Ingredients:
- Corn cob as required
- Corn Kernels as required
- Salt 1 packet
- Chickpea (white) as required (soaked overnight)
- Chaat masala to taste
- Lemon as required
Directions:
For Corn Kernels:
Pull husks away from corn cob. Remove corn silk.
Peel corns kernels from the corn cob, set aside
Corn Kernels must be dry
Take a large wok, add one packet of salt, heat at high flame for 10 mins
The salt color will change from white to grayish white, add kernels and cook until corns/kernel starts to brown, stir occasionally.
Strain corn kernels through strainer, rub with clean cloth to remove extra salt
Sprinkle chaat masala and squeeze lemon juice, mix well and serve
For corn cob:
Add corn cob on salt and roast or cook until corn cob starts to brown, turn corn occasionally
Tab to remove extra salt
Rub lemon with chaat masala and serve
For chickpeas:
Soak chickpeas overnight, drain and dry with clean towel.

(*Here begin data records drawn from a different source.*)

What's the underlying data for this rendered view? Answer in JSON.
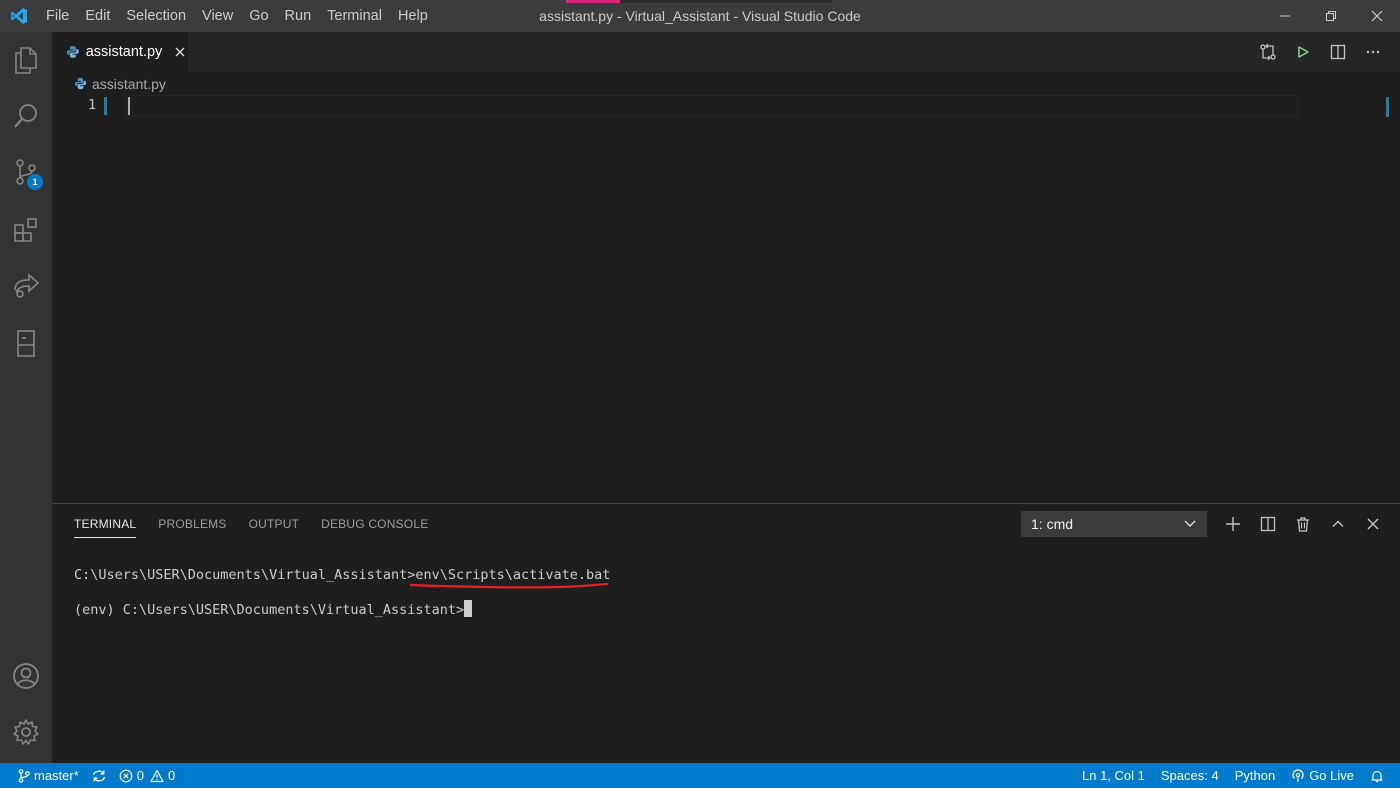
{
  "titlebar": {
    "window_title": "assistant.py - Virtual_Assistant - Visual Studio Code",
    "menu": [
      "File",
      "Edit",
      "Selection",
      "View",
      "Go",
      "Run",
      "Terminal",
      "Help"
    ]
  },
  "activitybar": {
    "items": [
      "explorer-icon",
      "search-icon",
      "source-control-icon",
      "extensions-icon",
      "live-share-icon",
      "remote-explorer-icon"
    ],
    "scm_badge": "1",
    "bottom": [
      "accounts-icon",
      "manage-gear-icon"
    ]
  },
  "tabs": [
    {
      "label": "assistant.py",
      "active": true
    }
  ],
  "breadcrumb": {
    "file": "assistant.py"
  },
  "editor": {
    "line_numbers": [
      "1"
    ]
  },
  "panel": {
    "tabs": [
      "TERMINAL",
      "PROBLEMS",
      "OUTPUT",
      "DEBUG CONSOLE"
    ],
    "terminal_select": "1: cmd",
    "lines": [
      {
        "prompt": "C:\\Users\\USER\\Documents\\Virtual_Assistant>",
        "command": "env\\Scripts\\activate.bat"
      },
      {
        "prompt": "(env) C:\\Users\\USER\\Documents\\Virtual_Assistant>",
        "command": ""
      }
    ]
  },
  "statusbar": {
    "branch": "master*",
    "errors": "0",
    "warnings": "0",
    "position": "Ln 1, Col 1",
    "spaces": "Spaces: 4",
    "language": "Python",
    "go_live": "Go Live"
  },
  "colors": {
    "statusbar_bg": "#007acc",
    "annotation_underline": "#e8202a"
  }
}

Add chickpeas on heated salt and roast until chickpeas change color, stir occasionally
Strain chickpeas through strainer, rub with clean cloth to remove extra salt
Season with chaat masala
Serve and enjoy.
Tip:
It is very important that the corn kernels are plucked by hand as shown in the video and the exterior of the corn kernels is completely dry. Any extra moisture on corn and chickpeas will make them too salty. Also make sure your salt is very hot when you put in the kernels.
Ajza:
- Makai hasb e zarooart
- Makai ke dane hasb e zarooart
- Namak 1 packet
- Safed channay hasb e zarooart (soaked overnight)
- Chaat masala hasb e zarooart
- Lemon 1
Directions:
For Makai ky Daane:
Makai ko cheel kar saaf kar lein
Makai mein sa Makai ka dane alag ker lein aur side per rakh dein
Makai ka dane ko khusk huna zarori hai
Karhai mein namak ka packet dal ker 10 mins kliya tez annch per garam ker lein
Namak ka color tabdeel ho jaye tou Makai ka dane shamil ker lein aur paka lein yahan tak k Makai ka color sunhairi/brown ho jaye, chamcha chalatay rahein
Makai k dane chaan lein aur saaf kapray ki madad sa ezafee namak saaf ker lein
Ab is mein hasb e zaroorat chaat masala aur leemun dal ker ache tarhan mix ker lein aur serve karein
For Makai (Buta):
Makai ko namak mein dal ker bhoon lein aur musalsal turn kertay jayein
Makai ko tab ker lein ta k extra namak alag ho jaye
Leemun aur chaat masala laga ker serve karein
For channay:
Chana ko raat bhar bhego ke rakhen, chaan ker saaf kapary ki madad sa sukha lein
Chane ko namak mein dal ker bhoon lein , chamcha chalatay rahein
Ab Chane ko chaan lein strainer ki madad sa aur kapray sa ezafee namak saf ker lein
Chaat masala hasb e zaroorat dal ker serve karein.